Answering these questions and others can help the business go in a direction that serves the customer the best.
As far as technical knowledge goes, this post has a quote that I think resonates the best the differences between a data scientist and a statistician.
A data scientist is someone who is better at statistics than any software engineer and better at software engineering than any statistician.
Duties and knowledge areas
Data scientists have, I would say, a wide range of duties and areas they would need to know to help them in their daily tasks. They have to be knowledgeable in several areas. These areas themselves are very wide in terms of what they are.
For example, based on a diagram from this post a data scientist may need to know the following:
-
Statistics
-
Programming
-
Domain knowledge
If you have all three of these you are considered a data scientist. All three of these areas are very in depth.
Statistics and programming have their own disciplines. You can get a Ph.D. in either of them so that alone lets you know how wide each of those subjects are.
For domain knowledge, that’s really something you tend to learn more as you’re in the job. To take our streaming service for programming tutorials example, you would learn a lot about sales and customer retention as well as the technologies used to provide the best streaming experience for the users. Other products and services have much deeper domain knowledge. If you’re on a team that supplies software to doctors you may need to know a lot about the medical industry and medical products.
Data science and statistics similarities
Some may argue that a data scientist is just a modern day statistician. In fact, some well known statisticians, such as Nate Silver from the blog FiveThirtyEight and the book The Signal and the Noise mentions in this post that
Statistics is a branch of science. Data scientist is slightly redundant in some way and people shouldn’t berate the term statistician.

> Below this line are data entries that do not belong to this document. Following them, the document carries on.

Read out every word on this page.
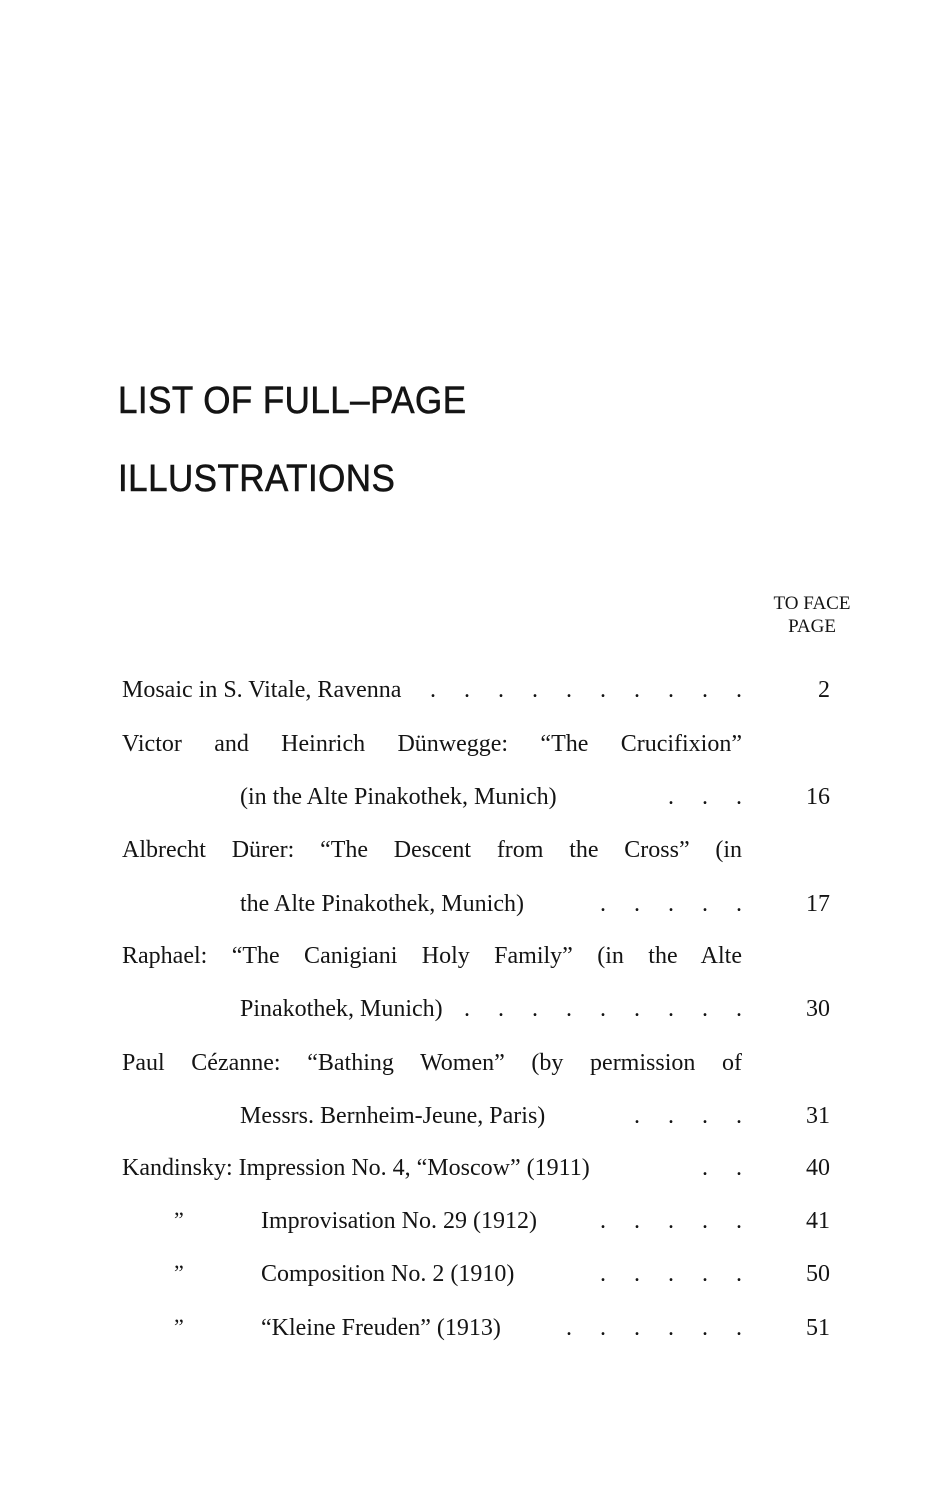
LIST OF FULL–PAGE
ILLUSTRATIONS
TO FACE
PAGE
Mosaic in S. Vitale, Ravenna	. . . . . . . . . .	2
Victor and Heinrich Dünwegge: “The Crucifixion”
(in the Alte Pinakothek, Munich)	. . . 16
Albrecht Dürer: “The Descent from the Cross” (in
the Alte Pinakothek, Munich)	. . . . . 17
Raphael: “The Canigiani Holy Family” (in the Alte
Pinakothek, Munich) . . . . . . . . . 30
Paul Cézanne: “Bathing Women” (by permission of
Messrs. Bernheim-Jeune, Paris)	. . . . 31
Kandinsky: Impression No. 4, “Moscow” (1911)	. . 40
”	Improvisation No. 29 (1912)	. . . . . 41
”	Composition No. 2 (1910)	. . . . . 50
”	“Kleine Freuden” (1913)	. . . . . . 51
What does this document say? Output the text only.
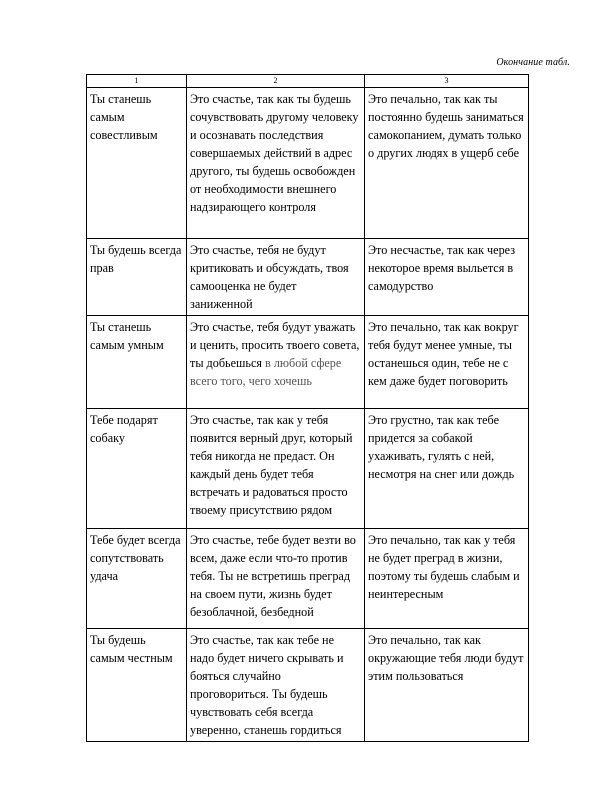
Окончание табл.
1	2	3
Ты станешь самым совестливым	Это счастье, так как ты будешь сочувствовать другому человеку и осознавать последствия совершаемых действий в адрес другого, ты будешь освобожден от необходимости внешнего надзирающего контроля	Это печально, так как ты постоянно будешь заниматься самокопанием, думать только о других людях в ущерб себе
Ты будешь всегда прав	Это счастье, тебя не будут критиковать и обсуждать, твоя самооценка не будет заниженной	Это несчастье, так как через некоторое время выльется в самодурство
Ты станешь самым умным	Это счастье, тебя будут уважать и ценить, просить твоего совета, ты добьешься в любой сфере всего того, чего хочешь	Это печально, так как вокруг тебя будут менее умные, ты останешься один, тебе не с кем даже будет поговорить
Тебе подарят собаку	Это счастье, так как у тебя появится верный друг, который тебя никогда не предаст. Он каждый день будет тебя встречать и радоваться просто твоему присутствию рядом	Это грустно, так как тебе придется за собакой ухаживать, гулять с ней, несмотря на снег или дождь
Тебе будет всегда сопутствовать удача	Это счастье, тебе будет везти во всем, даже если что-то против тебя. Ты не встретишь преград на своем пути, жизнь будет безоблачной, безбедной	Это печально, так как у тебя не будет преград в жизни, поэтому ты будешь слабым и неинтересным
Ты будешь самым честным	Это счастье, так как тебе не надо будет ничего скрывать и бояться случайно проговориться. Ты будешь чувствовать себя всегда уверенно, станешь гордиться	Это печально, так как окружающие тебя люди будут этим пользоваться
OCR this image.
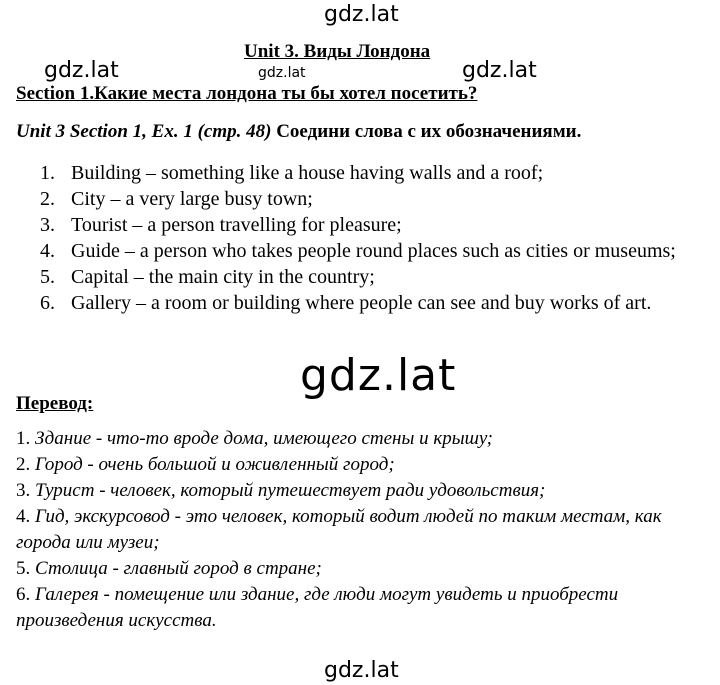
gdz.lat
gdz.lat	gdz.lat
gdz.lat
Unit 3. Виды Лондона
Section 1.Какие места лондона ты бы хотел посетить?
Unit 3 Section 1, Ex. 1 (стр. 48) Соедини слова с их обозначениями.
1. Building – something like a house having walls and a roof;
2. City – a very large busy town;
3. Tourist – a person travelling for pleasure;
4. Guide – a person who takes people round places such as cities or museums;
5. Capital – the main city in the country;
6. Gallery – a room or building where people can see and buy works of art.
gdz.lat
Перевод:
1. Здание - что-то вроде дома, имеющего стены и крышу;
2. Город - очень большой и оживленный город;
3. Турист - человек, который путешествует ради удовольствия;
4. Гид, экскурсовод - это человек, который водит людей по таким местам, как города или музеи;
5. Столица - главный город в стране;
6. Галерея - помещение или здание, где люди могут увидеть и приобрести произведения искусства.
gdz.lat
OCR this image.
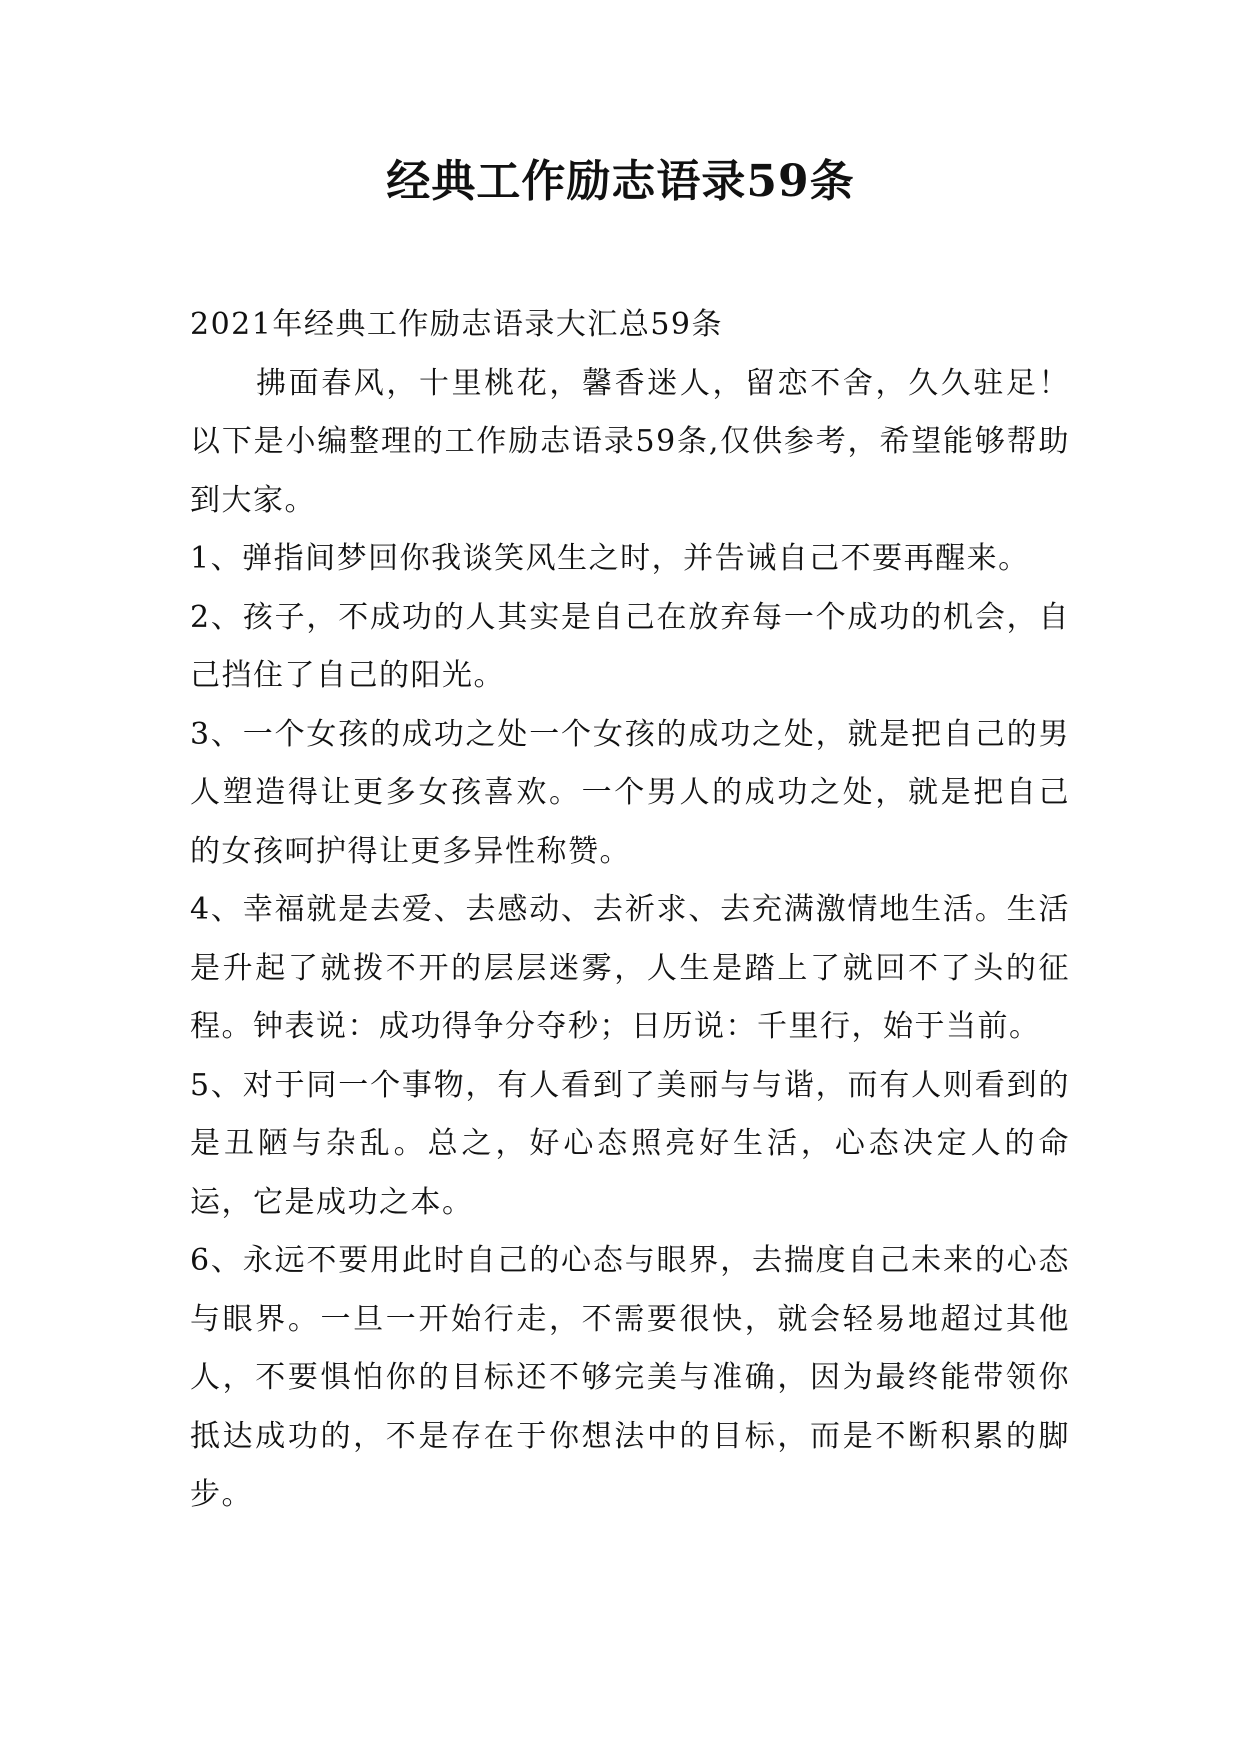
经典工作励志语录59条

2021年经典工作励志语录大汇总59条

拂面春风，十里桃花，馨香迷人，留恋不舍，久久驻足！以下是小编整理的工作励志语录59条,仅供参考，希望能够帮助到大家。

1、弹指间梦回你我谈笑风生之时，并告诫自己不要再醒来。

2、孩子，不成功的人其实是自己在放弃每一个成功的机会，自己挡住了自己的阳光。

3、一个女孩的成功之处一个女孩的成功之处，就是把自己的男人塑造得让更多女孩喜欢。一个男人的成功之处，就是把自己的女孩呵护得让更多异性称赞。

4、幸福就是去爱、去感动、去祈求、去充满激情地生活。生活是升起了就拨不开的层层迷雾，人生是踏上了就回不了头的征程。钟表说：成功得争分夺秒；日历说：千里行，始于当前。

5、对于同一个事物，有人看到了美丽与与谐，而有人则看到的是丑陋与杂乱。总之，好心态照亮好生活，心态决定人的命运，它是成功之本。

6、永远不要用此时自己的心态与眼界，去揣度自己未来的心态与眼界。一旦一开始行走，不需要很快，就会轻易地超过其他人，不要惧怕你的目标还不够完美与准确，因为最终能带领你抵达成功的，不是存在于你想法中的目标，而是不断积累的脚步。
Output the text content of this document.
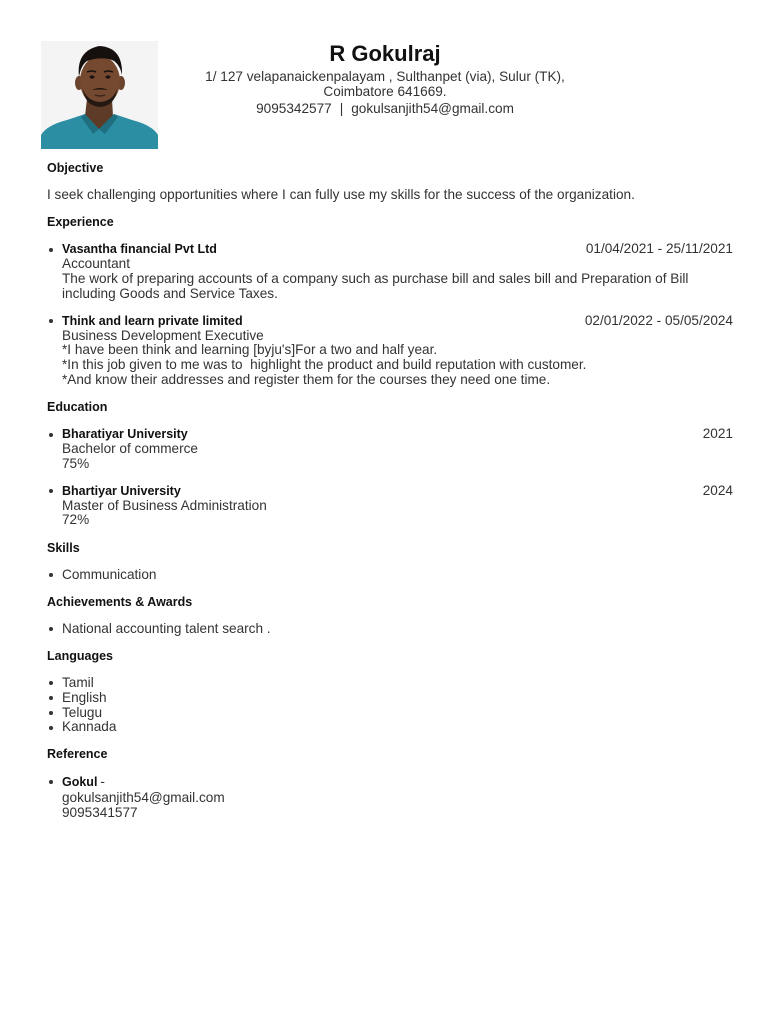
R Gokulraj
1/ 127 velapanaickenpalayam , Sulthanpet (via), Sulur (TK),
Coimbatore 641669.
9095342577 | gokulsanjith54@gmail.com
Objective
I seek challenging opportunities where I can fully use my skills for the success of the organization.
Experience
Vasantha financial Pvt Ltd	01/04/2021 - 25/11/2021
Accountant
The work of preparing accounts of a company such as purchase bill and sales bill and Preparation of Bill including Goods and Service Taxes.
Think and learn private limited	02/01/2022 - 05/05/2024
Business Development Executive
*I have been think and learning [byju's]For a two and half year.
*In this job given to me was to  highlight the product and build reputation with customer.
*And know their addresses and register them for the courses they need one time.
Education
Bharatiyar University	2021
Bachelor of commerce
75%
Bhartiyar University	2024
Master of Business Administration
72%
Skills
Communication
Achievements & Awards
National accounting talent search .
Languages
Tamil
English
Telugu
Kannada
Reference
Gokul -
gokulsanjith54@gmail.com
9095341577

And this makes sense, statistics has been around for centuries. Data science has only been around a few years. You can get a doctorate in statistics. You may be lucky to be able to get an undergraduate in data science.
However, as mentioned above, a data scientist needs to know a lot besides statistics. They need to be proficient in programming to be able to analyze data and create models. Though, you can argue that statisticians can do this already hence the creation of the R programming language.
My relation to the two
When I went to take my undergraduate my degree was in math and computer science. However, I never had to take any statistics courses. I wish I had but I didn’t see the value in statistics back then as I do now. I took more calculus and abstract algebra courses instead.
My main focus was programming and computer science. I enjoyed making programs and automating where I can.
However, the more I got into stats, thanks to data science, the more I enjoy it. The more I wish I learned more when I was in college. Honestly, if someone asks why math is important I would say statistics since it is probably one of the most applicable disciplines of math that exists.
My love will always be programming but statistics is something I can see loving just as much.